Into the great maw of Jurassic World troops teenage Zach (Nick Robinson) and his geeky younger brother Gray (Ty Simpkins). Their aunt Claire (Bryce Dallas Howard) manages the place but, aside from getting them VIP passes, doesn’t really keep an eye on them. She wears high heels in the jungle – that should tell you all you need to know. She also has an abrasive connection with former Navy stalwart and raptor wrangler Owen (Chris Pratt) that can only mean one thing – romance ahead!
Alas, their chemistry, as inevitably they flee Indominus and Co., is something of a fizzle, and the two boys are never sharply enough defined to make us care if they get gobbled or not. And since we know they won’t be, the tension with these two is even slacker. But Trevorrow and his co-screenwriters (Rick Jaffa, Amanda Silver, and Derek Connolly) do bring some nice low-key touches to the thudfest, and action is satisfying, if not galvanizing.

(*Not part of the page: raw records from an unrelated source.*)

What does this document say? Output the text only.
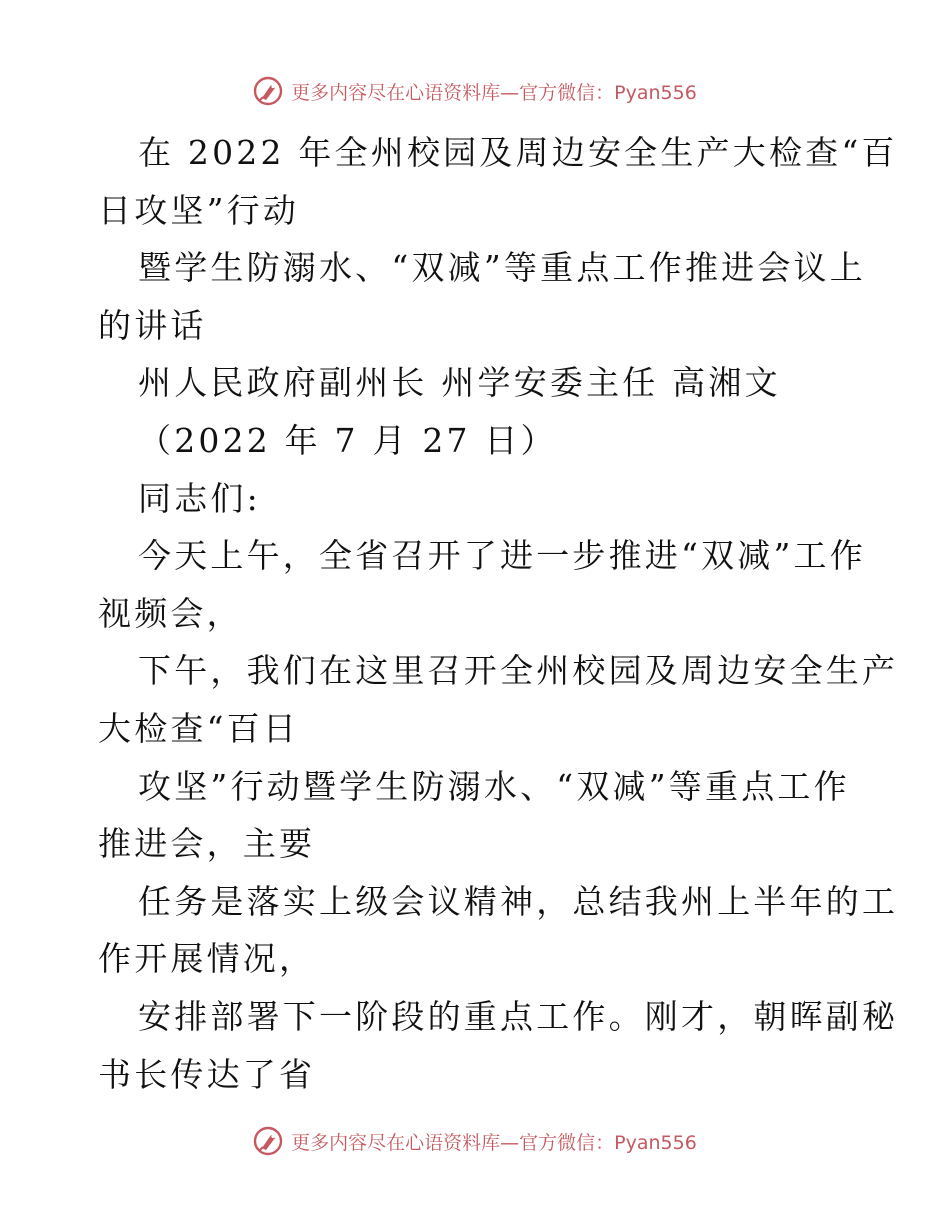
更多内容尽在心语资料库—官方微信：Pyan556
在 2022 年全州校园及周边安全生产大检查“百
日攻坚”行动
暨学生防溺水、“双减”等重点工作推进会议上
的讲话
州人民政府副州长 州学安委主任 高湘文
（2022 年 7 月 27 日）
同志们:
今天上午，全省召开了进一步推进“双减”工作
视频会，
下午，我们在这里召开全州校园及周边安全生产
大检查“百日
攻坚”行动暨学生防溺水、“双减”等重点工作
推进会，主要
任务是落实上级会议精神，总结我州上半年的工
作开展情况，
安排部署下一阶段的重点工作。刚才，朝晖副秘
书长传达了省
更多内容尽在心语资料库—官方微信：Pyan556
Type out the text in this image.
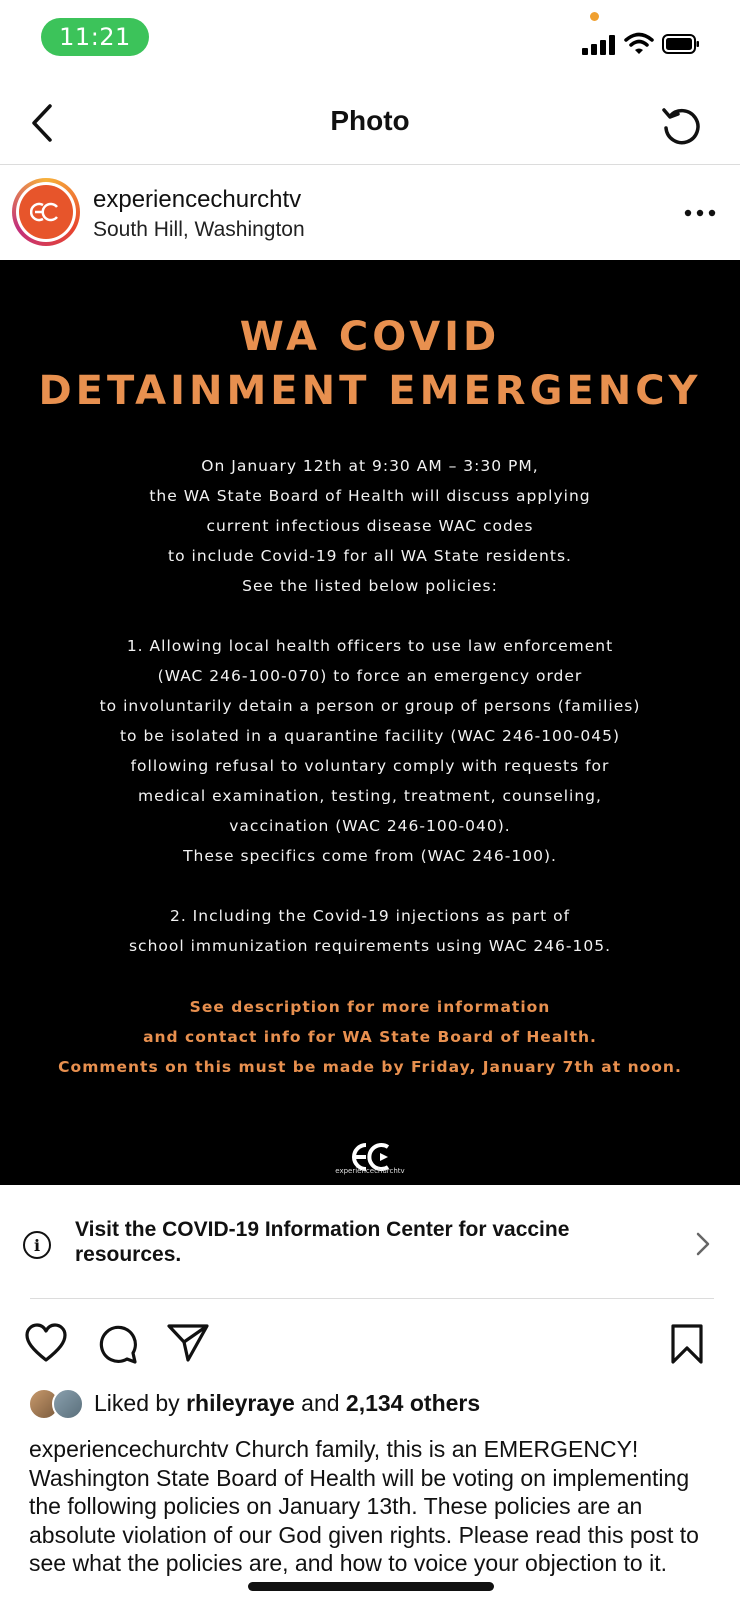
11:21
Photo
experiencechurchtv
South Hill, Washington
WA COVID
DETAINMENT EMERGENCY
On January 12th at 9:30 AM – 3:30 PM,
the WA State Board of Health will discuss applying
current infectious disease WAC codes
to include Covid-19 for all WA State residents.
See the listed below policies:
1. Allowing local health officers to use law enforcement
(WAC 246-100-070) to force an emergency order
to involuntarily detain a person or group of persons (families)
to be isolated in a quarantine facility (WAC 246-100-045)
following refusal to voluntary comply with requests for
medical examination, testing, treatment, counseling,
vaccination (WAC 246-100-040).
These specifics come from (WAC 246-100).
2. Including the Covid-19 injections as part of
school immunization requirements using WAC 246-105.
See description for more information
and contact info for WA State Board of Health.
Comments on this must be made by Friday, January 7th at noon.
experiencechurchtv
i
Visit the COVID-19 Information Center for vaccine resources.
Liked by rhileyraye and 2,134 others
experiencechurchtv Church family, this is an EMERGENCY! Washington State Board of Health will be voting on implementing the following policies on January 13th. These policies are an absolute violation of our God given rights. Please read this post to see what the policies are, and how to voice your objection to it.
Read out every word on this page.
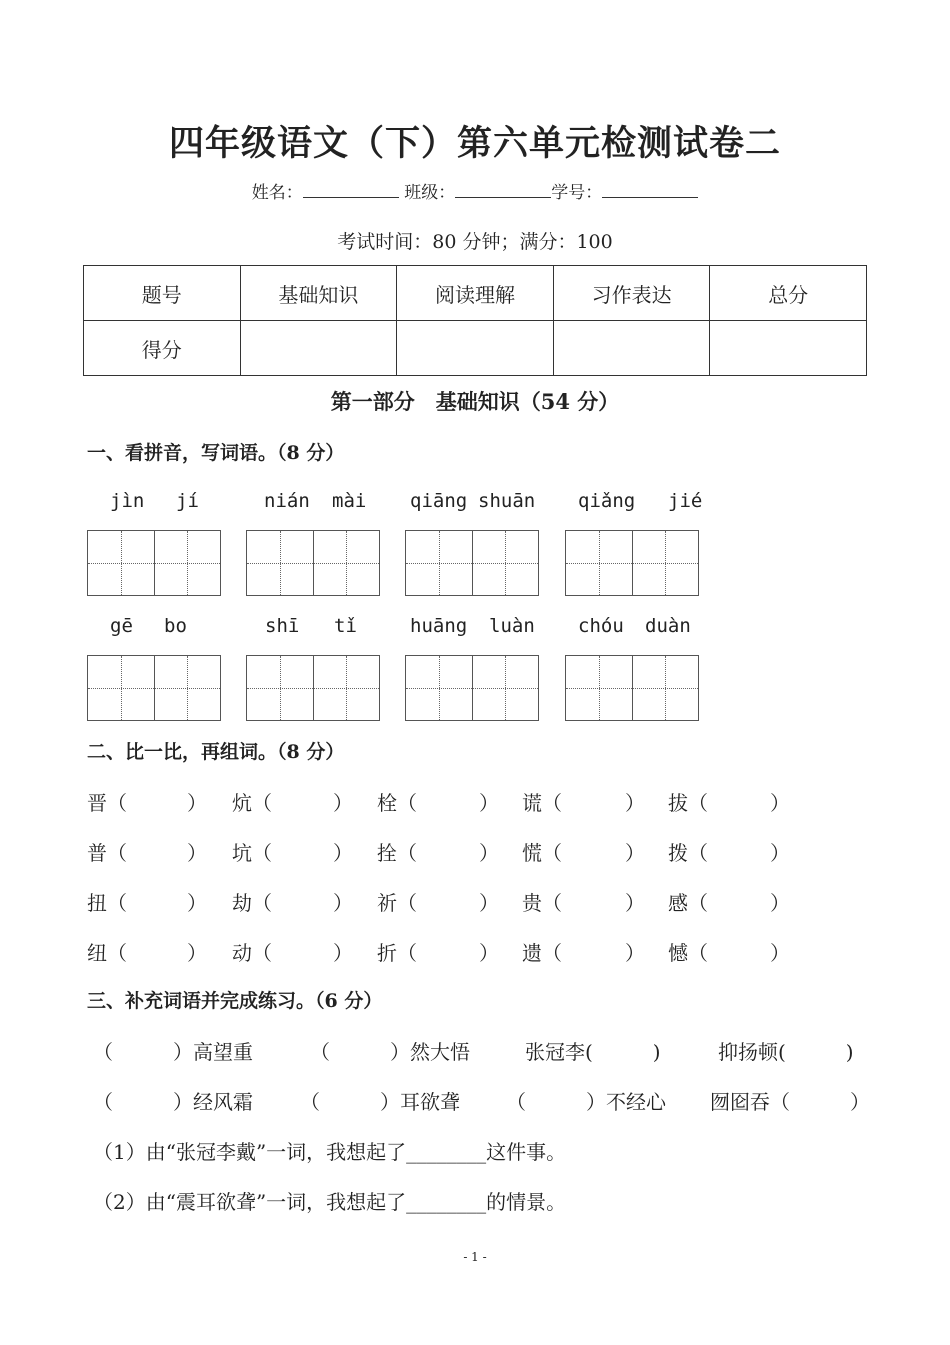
四年级语文（下）第六单元检测试卷二
姓名：	班级：	学号：
考试时间：80 分钟；满分：100
题号	基础知识	阅读理解	习作表达	总分
得分				
第一部分　基础知识（54 分）
一、看拼音，写词语。（8 分）
jìn jí	nián mài qiāng shuān qiǎng jié
gē bo	shī tǐ	huāng luàn chóu duàn
二、比一比，再组词。（8 分）
晋（	） 炕（	） 栓（	） 谎（	） 拔（	）
普（	） 坑（	） 拴（	） 慌（	） 拨（	）
扭（	） 劫（	） 祈（	） 贵（	） 感（	）
纽（	） 动（	） 折（	） 遗（	） 憾（	）
三、补充词语并完成练习。（6 分）
（　　　）高望重	（　　　）然大悟	张冠李(　　　)	抑扬顿(　　　)
（　　　）经风霜 （　　　）耳欲聋 （　　　）不经心 囫囵吞（　　　）
（1）由“张冠李戴”一词，我想起了________这件事。
（2）由“震耳欲聋”一词，我想起了________的情景。
- 1 -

It’s nice to know, too, that in the intervening 14 years, corporate greed – personified here by Vincent D’Onofrio’s bad guy, who wants to convert the raptors into superdrones – is as ripe as ever. And speaking of greed, let’s see if it takes another 14 years for the sequel.
Grade: B- (Rated PG-13 for intense sequences of science-fiction violence and peril.)